Ce qu’à cet égard nous supposons avec certitude pour les premiers temps de Rome, est confirmé par un témoignage précis, pour l’époque même de sa grandeur et de son luxe. Vitruve le remarquait au siècle d’Auguste : « Dans les théâtres de Rome, la scène proprement dite (pulpitum) était plus vaste que celle des Grecs, parce que toute la représentation s’y concentrait, l’orchestre étant occupé par les siéges des sénateurs[1]. »

Nous croyons presque lire ici ce que dit Voltaire avec humeur de ces banquettes occupées par de jeunes seigneurs à l’ancien Théâtre-Français, et restreignant la scène de manière à gêner tout grand appareil de spectacle et à faire manquer souvent l’effet dramatique.

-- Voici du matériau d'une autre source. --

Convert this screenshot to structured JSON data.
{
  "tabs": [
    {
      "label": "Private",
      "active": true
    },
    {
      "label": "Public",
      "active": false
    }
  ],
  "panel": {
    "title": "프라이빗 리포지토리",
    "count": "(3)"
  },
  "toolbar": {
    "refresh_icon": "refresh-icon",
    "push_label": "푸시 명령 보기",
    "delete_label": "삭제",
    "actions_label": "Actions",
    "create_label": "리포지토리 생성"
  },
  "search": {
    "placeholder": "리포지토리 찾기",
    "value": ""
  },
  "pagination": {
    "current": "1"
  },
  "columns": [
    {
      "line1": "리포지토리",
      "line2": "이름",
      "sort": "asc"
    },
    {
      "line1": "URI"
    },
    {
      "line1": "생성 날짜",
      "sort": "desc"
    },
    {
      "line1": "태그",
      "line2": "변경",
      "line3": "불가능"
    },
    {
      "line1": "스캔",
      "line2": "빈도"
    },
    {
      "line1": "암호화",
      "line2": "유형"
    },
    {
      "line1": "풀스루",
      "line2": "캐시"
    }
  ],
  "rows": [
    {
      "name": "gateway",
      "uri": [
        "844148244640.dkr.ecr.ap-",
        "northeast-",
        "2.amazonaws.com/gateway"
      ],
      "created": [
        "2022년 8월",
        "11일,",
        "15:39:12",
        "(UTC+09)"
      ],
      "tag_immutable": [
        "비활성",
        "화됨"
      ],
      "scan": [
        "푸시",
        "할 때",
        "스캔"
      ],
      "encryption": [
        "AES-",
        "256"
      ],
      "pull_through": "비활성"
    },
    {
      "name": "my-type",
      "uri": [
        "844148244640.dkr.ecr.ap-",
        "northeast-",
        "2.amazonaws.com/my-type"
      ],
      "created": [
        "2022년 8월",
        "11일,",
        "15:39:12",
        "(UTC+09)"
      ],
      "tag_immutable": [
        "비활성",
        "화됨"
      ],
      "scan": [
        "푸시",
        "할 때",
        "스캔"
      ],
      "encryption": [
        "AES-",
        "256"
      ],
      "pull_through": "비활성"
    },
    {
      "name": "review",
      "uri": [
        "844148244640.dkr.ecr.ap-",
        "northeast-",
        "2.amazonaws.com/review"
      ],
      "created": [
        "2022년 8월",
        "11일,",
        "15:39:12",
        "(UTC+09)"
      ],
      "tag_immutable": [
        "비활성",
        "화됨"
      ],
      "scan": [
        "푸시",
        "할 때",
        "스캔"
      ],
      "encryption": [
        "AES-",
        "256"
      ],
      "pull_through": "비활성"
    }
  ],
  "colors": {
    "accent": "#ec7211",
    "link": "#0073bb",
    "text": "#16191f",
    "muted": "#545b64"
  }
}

Que s’il en était ainsi sur ces vastes théâtres élevés par la rivalité magnifique de Pompée et de César, combien les premiers essais de drames avaient-ils dû se produire à Rome avec moins de pompe encore, et plus dénués d’éclat lyrique et d’harmonie ! Ainsi, lorsque ce

  1. Ita latius factum fuerit pulpitum, quàm Græcorum, quòd omnes artifices in scenâ dant operam. In orchestrâ autem senatorum sunt sedibus loca designata. Vitruv., l. v, c. 6.